Confused about nuclear energy? The fossil fuel industry is trying to mislead women

Confused about nuclear energy? The fossil fuel industry is trying to mislead women

nuclear power

An advertising campaign targeting women ahead of the federal election is promoting misleading information about nuclear energy.

New analysis undertaken by the Climate Council shows that 63 per cent of all nuclear energy advertising active across Facebook and Instagram as of January 2025, was viewed by women. 

The ads are largely being driven by the Get Clear on Nuclear group, which is backed by the Minerals Council of Australia, a peak mining lobby group. 

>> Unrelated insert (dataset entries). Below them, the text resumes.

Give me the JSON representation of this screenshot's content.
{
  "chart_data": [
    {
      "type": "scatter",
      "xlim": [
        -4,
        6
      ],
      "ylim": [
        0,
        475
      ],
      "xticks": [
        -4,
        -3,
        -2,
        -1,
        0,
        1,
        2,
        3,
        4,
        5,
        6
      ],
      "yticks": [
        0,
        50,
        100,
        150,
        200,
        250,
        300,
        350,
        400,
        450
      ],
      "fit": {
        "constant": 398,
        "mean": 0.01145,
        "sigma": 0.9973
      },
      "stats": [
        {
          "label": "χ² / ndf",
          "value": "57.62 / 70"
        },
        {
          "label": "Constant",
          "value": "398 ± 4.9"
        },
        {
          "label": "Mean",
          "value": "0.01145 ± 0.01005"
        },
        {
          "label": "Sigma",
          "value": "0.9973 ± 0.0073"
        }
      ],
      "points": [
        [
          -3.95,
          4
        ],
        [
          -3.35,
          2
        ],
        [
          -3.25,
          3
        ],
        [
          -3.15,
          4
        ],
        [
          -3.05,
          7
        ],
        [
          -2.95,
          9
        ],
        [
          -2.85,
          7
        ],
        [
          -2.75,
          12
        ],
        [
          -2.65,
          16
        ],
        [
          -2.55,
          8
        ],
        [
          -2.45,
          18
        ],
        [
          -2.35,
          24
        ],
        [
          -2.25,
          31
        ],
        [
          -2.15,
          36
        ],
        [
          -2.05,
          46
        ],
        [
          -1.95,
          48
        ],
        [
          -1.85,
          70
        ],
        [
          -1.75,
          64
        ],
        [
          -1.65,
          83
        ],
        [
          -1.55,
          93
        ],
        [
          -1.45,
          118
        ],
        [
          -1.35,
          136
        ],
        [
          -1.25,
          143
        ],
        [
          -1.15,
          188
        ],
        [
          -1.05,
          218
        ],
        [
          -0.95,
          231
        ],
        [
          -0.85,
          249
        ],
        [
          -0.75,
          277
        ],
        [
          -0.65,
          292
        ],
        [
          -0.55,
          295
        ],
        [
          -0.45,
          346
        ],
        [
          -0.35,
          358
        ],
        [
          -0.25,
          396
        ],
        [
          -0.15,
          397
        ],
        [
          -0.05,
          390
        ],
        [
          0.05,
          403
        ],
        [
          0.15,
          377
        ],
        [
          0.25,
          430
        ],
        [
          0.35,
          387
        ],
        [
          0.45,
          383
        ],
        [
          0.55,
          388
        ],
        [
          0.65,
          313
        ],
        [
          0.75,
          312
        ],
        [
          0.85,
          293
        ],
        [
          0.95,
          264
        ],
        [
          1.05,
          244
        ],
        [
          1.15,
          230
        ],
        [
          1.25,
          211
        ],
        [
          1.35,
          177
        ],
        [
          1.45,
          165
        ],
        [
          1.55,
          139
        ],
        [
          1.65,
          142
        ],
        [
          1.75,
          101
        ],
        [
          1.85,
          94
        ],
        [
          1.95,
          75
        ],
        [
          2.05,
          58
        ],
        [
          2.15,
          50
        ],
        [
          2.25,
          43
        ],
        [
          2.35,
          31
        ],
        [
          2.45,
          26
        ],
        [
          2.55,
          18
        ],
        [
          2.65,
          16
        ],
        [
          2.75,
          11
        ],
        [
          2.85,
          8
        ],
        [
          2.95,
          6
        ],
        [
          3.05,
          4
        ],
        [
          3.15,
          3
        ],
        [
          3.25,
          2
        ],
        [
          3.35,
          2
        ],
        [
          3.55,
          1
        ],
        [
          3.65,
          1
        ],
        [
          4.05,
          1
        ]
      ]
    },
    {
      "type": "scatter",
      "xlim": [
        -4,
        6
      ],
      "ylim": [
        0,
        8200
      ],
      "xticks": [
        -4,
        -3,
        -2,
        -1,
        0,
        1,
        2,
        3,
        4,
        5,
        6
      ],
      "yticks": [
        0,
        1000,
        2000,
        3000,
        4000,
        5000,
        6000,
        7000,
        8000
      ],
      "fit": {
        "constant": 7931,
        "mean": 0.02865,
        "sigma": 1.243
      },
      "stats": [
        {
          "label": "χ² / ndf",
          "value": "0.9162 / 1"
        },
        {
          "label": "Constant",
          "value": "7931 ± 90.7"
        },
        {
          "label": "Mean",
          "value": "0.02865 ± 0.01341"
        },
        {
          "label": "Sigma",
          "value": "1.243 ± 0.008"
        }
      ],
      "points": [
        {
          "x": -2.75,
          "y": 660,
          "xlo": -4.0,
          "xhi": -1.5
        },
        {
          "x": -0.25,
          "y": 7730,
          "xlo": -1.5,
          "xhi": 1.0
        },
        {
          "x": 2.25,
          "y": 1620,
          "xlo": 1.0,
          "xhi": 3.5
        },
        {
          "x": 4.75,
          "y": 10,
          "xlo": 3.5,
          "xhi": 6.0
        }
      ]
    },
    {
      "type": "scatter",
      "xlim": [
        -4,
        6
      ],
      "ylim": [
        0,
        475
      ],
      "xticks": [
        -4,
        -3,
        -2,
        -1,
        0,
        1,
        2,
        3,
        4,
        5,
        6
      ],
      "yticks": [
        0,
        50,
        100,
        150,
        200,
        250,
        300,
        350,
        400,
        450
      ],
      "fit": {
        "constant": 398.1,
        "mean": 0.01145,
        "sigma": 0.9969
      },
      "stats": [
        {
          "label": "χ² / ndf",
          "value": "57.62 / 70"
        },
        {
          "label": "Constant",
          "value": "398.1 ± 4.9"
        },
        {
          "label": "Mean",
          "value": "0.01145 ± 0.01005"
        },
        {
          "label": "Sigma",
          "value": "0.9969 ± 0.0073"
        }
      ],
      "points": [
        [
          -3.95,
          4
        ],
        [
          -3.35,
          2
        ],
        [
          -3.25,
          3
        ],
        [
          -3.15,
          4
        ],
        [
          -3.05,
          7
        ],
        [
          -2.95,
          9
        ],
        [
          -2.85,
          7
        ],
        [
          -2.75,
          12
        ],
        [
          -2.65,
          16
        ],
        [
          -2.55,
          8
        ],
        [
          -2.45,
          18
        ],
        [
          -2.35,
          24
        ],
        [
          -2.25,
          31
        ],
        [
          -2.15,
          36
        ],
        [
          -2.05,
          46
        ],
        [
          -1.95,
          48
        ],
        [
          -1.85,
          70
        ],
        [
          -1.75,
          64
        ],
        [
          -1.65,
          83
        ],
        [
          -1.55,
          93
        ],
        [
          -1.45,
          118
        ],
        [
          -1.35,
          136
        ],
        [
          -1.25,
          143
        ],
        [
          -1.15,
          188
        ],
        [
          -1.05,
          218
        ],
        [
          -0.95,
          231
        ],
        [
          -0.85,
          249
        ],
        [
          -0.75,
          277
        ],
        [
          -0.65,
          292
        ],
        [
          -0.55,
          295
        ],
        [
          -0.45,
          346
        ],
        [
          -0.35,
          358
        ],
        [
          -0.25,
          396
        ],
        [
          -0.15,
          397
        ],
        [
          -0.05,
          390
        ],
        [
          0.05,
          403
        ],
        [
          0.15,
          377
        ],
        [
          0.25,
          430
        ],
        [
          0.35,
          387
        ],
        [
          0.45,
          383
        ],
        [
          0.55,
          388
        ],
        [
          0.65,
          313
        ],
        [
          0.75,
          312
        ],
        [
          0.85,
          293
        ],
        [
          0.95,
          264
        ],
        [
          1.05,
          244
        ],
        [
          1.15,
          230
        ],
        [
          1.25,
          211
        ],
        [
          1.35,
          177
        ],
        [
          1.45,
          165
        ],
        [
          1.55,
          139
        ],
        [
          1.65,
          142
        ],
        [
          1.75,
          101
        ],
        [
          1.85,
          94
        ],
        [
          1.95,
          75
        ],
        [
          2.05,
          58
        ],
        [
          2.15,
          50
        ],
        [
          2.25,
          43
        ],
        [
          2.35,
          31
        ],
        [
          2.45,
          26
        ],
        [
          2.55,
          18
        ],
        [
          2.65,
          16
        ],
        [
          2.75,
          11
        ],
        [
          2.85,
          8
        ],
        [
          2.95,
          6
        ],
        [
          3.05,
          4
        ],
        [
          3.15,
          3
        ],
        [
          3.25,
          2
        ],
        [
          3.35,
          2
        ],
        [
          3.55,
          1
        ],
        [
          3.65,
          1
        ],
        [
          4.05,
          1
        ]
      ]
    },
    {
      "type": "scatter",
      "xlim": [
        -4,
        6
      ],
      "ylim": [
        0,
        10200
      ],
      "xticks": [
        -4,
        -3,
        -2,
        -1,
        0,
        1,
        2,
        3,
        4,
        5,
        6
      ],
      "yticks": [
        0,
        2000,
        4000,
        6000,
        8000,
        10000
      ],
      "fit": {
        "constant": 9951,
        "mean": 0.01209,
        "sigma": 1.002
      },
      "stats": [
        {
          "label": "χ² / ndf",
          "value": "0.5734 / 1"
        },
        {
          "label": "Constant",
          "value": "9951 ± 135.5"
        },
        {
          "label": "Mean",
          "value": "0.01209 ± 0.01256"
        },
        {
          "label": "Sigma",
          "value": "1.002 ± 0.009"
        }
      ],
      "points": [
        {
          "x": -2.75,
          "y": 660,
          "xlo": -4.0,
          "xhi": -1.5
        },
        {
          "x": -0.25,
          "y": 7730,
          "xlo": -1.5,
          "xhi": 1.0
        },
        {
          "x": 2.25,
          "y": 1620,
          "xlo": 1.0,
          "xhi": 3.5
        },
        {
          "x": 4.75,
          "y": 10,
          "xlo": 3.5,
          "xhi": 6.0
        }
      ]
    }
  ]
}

The ads are part of a misinformation campaign targeting women voters to undermine their confidence in renewables and promote nuclear energy and gas as false solutions to the climate crisis. 

Speaking to Women’s Agenda, CEO of the Climate Council Amanda McKenzie said the advertising campaign is using misinformation to compel women to vote for the Coalition’s nuclear energy policy.

“What [our analysis] indicates is that it’s being pushed specifically towards women, and it’s largely driven by the Minerals Council,” she said.

“That’s where the funding for those ads is coming from, and I think it reveals what is known in the polling, which is that women tend to be more undecided in their vote, and that women need to be persuaded if Australia was to go nuclear.”

Polling shows women are unconvinced about nuclear energy and are more likely to consider nuclear to be high risk and high cost.

“Women are quite inherently skeptical of nuclear power as a proposal,” McKenzie said. 

“I think women have a lot of valid concerns about the risks of nuclear reactors, whether that’s concerns around disaster risk, toxic waste, cost blowouts or the length of time it takes to build nuclear. And I think women feel a bit left in the dark when it comes to the Coalition’s nuclear scheme.”

Amanda McKenzie Climate Council
CEO of the Climate Council, Amanda McKenzie.

Despite some claims the ads are making, McKenzie says that all the evidence, including from the CSIRO, shows us that nuclear power is the most expensive form of new power. On top of that, the Coalition’s policy would see Australia remain reliant on fossil fuels until at least 2036. 

Opposition leader Peter Dutton has pledged to build seven publicly-owned nuclear power plants in locations across the country if he is elected Prime Minister this year. The first of these plants would be operational by 2036, Dutton claims, although experts have questioned this date and suggested it is more likely to be the 2040s. 

McKenzie said it’s important to know that over the last few years, Australia has moved to 40 per cent renewable power for our whole economy. And we can get to nearly 100 per cent renewable power within the 2030s. 

“Nuclear wouldn’t come online until the 2040s, so it’s inherently a big delay in changing our energy system,” McKenzie says. “Our coal fired generators—all of the ones that are the most polluting energy source—are all slated to retire because they’re very old, by the end of the 2030s.”

“We have this urgent climate crisis because of the pollution that all of those fossil fuels are creating, and we’re actually underway in solving the problem now. 

“The main message for women is that there is actually progress that has been made. The energy system is changing and becoming cleaner, but we need to double down on that this decade if we’re going to safeguard our kids’ future.”

Women are not being exposed to the facts

Ahead of the election, McKenzie said she is concerned that women are not being exposed to the information they need to make informed decisions on energy policy. 

She says the Get Clear on Nuclear advertising is attempting to persuade women on nuclear power, but it’s misleading. 

“The advertising is really being designed to try and persuade women, but our concern is that women are not being exposed to the facts,” she says.

“There is this sort of David and Goliath battle between groups like ours, who are representing the community, trying to educate the community with facts and with scientists versus industry bodies that are trying to push ideas that are going to benefit their vested interests.”

There are also many unanswered questions about nuclear, McKenzie says.

“Where will the toxic radioactive waste be buried? Which communities will the trucks drive through when they carry that toxic rate waste? Will the proposal for seven nuclear power plants be the full story?” she says. “Because actually, you would need far more nuclear plants if you were genuinely going to be powering Australia with nuclear.”

“There’s a sense that there’s a downplaying of risks, and women want those sorts of questions answered.”